A report by DMJM Harris, a transportation consultant that is part of AECOM Inc. of Arlington, Va., is expected by the end of August, and county officials hope to review those figures with NJ Transit, said Bonnie Goldschlag, assistant Monmouth County planning director.

"We're hoping by mid-September to have another meeting with NJ Transit and go over the new ridership numbers and hopefully get their buy-in," Goldschlag said.

The numbers for Monmouth and Ocean counties won't be released publicly until county and NJ Transit officials meet, she said.  "We want them to have an opportunity to look at them and respond," she said. "We want to see if they agree or disagree."

The new ridership studies include the three routes being considered for the line, through Red Bank, Matawan or the Monmouth Junction section of South Brunswick, but it factors in a one-seat ride to New York through the proposed Trans-Hudson Express Tunnel.

Previously, trains on the Monmouth-Ocean-Middlesex line would have ended up at Newark Penn Station, and passengers would have changed trains there to go to New York.
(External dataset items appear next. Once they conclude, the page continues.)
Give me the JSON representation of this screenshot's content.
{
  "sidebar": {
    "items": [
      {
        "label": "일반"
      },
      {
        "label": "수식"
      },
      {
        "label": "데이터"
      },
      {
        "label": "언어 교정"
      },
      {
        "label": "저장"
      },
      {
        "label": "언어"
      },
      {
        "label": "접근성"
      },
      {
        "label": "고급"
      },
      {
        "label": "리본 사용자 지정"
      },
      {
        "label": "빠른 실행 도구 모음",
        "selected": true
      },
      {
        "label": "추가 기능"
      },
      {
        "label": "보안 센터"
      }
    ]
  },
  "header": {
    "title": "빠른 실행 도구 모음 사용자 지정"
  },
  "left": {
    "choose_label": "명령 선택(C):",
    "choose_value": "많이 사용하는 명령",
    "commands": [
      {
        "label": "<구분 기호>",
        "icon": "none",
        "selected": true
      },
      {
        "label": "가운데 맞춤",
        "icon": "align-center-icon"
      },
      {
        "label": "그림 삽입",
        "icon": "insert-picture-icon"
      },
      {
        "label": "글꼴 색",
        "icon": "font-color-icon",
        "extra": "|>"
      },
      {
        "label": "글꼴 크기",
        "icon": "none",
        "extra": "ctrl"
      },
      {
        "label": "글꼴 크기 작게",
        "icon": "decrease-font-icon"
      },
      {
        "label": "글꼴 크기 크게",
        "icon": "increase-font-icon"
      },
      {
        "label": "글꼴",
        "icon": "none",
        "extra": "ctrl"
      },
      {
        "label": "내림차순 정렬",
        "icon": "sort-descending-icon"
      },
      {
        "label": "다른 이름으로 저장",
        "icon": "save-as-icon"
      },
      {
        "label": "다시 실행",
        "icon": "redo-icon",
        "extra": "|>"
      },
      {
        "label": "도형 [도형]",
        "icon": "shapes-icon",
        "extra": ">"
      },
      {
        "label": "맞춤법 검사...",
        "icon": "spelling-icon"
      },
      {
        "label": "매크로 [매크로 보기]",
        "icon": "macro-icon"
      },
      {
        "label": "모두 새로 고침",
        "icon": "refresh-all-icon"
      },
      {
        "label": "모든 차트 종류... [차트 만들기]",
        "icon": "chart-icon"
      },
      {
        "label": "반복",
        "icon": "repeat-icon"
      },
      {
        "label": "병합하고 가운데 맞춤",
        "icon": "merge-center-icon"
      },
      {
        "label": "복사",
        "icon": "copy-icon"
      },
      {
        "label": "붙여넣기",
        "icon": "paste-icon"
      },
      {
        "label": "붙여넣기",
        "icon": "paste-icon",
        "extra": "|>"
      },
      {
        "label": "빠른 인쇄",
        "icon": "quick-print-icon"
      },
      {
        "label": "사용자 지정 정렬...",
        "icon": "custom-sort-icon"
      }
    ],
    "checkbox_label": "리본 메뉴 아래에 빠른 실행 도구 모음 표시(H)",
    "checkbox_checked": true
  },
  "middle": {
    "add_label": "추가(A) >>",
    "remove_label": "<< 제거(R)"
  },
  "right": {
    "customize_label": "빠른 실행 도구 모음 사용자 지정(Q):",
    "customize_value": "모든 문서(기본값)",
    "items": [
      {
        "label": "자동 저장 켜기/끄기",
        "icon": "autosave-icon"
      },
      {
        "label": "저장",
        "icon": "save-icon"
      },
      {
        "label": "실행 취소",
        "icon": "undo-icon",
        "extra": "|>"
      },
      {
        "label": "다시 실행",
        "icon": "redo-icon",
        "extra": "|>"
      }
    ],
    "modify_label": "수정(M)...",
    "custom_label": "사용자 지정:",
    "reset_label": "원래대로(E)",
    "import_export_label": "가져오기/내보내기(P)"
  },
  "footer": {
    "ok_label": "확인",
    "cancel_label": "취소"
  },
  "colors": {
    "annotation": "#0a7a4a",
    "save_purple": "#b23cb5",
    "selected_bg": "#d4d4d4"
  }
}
NJ Transit officials are waiting for new ridership information to continue working on a draft environmental impact statement for the proposed line.
"With our new ridership numbers, we will factor the impact of the THE Tunnel and direct service in and out of NYC," said Dan Stessel, NJ Transit spokesman. "We will also incorporate county information to provide the best estimates."
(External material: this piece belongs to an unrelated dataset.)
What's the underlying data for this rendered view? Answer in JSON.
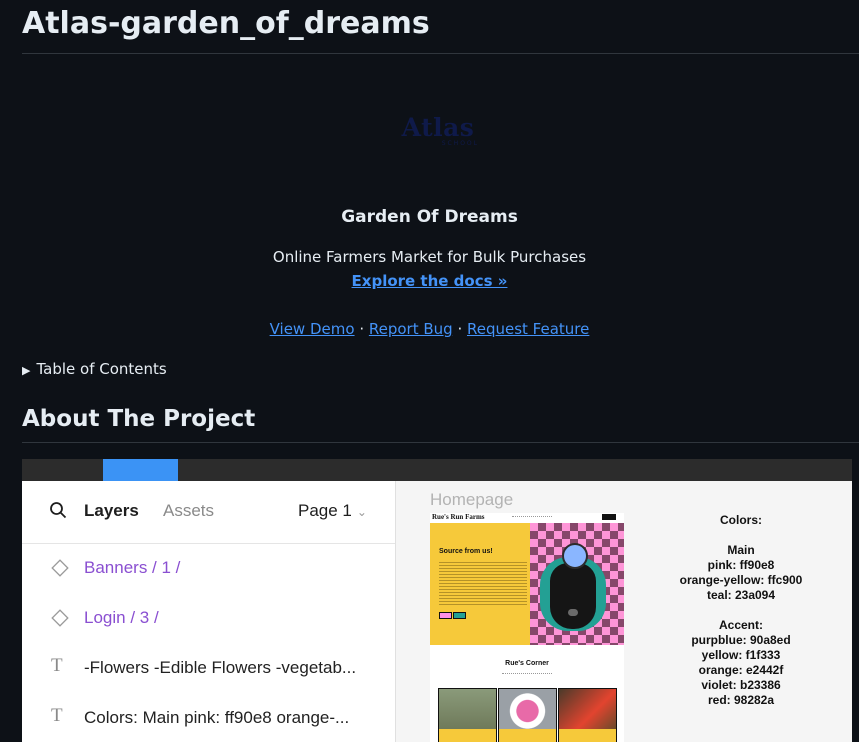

Ridership information from the counties also will include employment numbers and workplace locations, he said.

A timetable for completion of the draft environmental impact study and scheduling a public hearing is based on when NJ Transit officials receive
and review new ridership information from Monmouth and Ocean counties, Stessel said.

The idea of including ridership numbers for THE Tunnel as part of the Monmouth-Ocean-Middlesex draft environmental impact study came from George Warrington, NJ Transit executive director.

"There was a lot of disparity between the (original) NJ Transit numbers and ours," Goldschlag said. "One recommendation from George Warrington was to hire an independent ridership consultant to work in Monmouth and Ocean counties' assumptions into the ridership numbers."
Working in favor of the counties is that the consultant, DMJM/AECOM, was recommended by NJ Transit and has worked with the agency, she said.

Monmouth and Ocean officials are still backing the Monmouth Junction route as the preferred alternative.  "McLaughlin and Associates did a phone survey in Monmouth, Ocean and Middlesex counties, and 78 percent of the residents (who were called) favor the Monmouth Junction alignment," Goldschlag said. "To me that shows a lot of support for it."

Three municipalities in Middlesex County have opposed that alignment.  But the New Jersey Association of Railroad Passengers endorses the route.NJ Transit officials don't plan to select a route until after public hearings are held on the impact study.

That study will include the three potential routes, Stessel said. Once the study is complete, public hearings will be held. Once those comments are reviewed, a decision on one route will be made, Stessel said.

So far $6.7 million has been budgeted for that study, Stessel said. In 2001, a contract was awarded to Systra of Bloomfield, which has been working on the impact study since then, he said.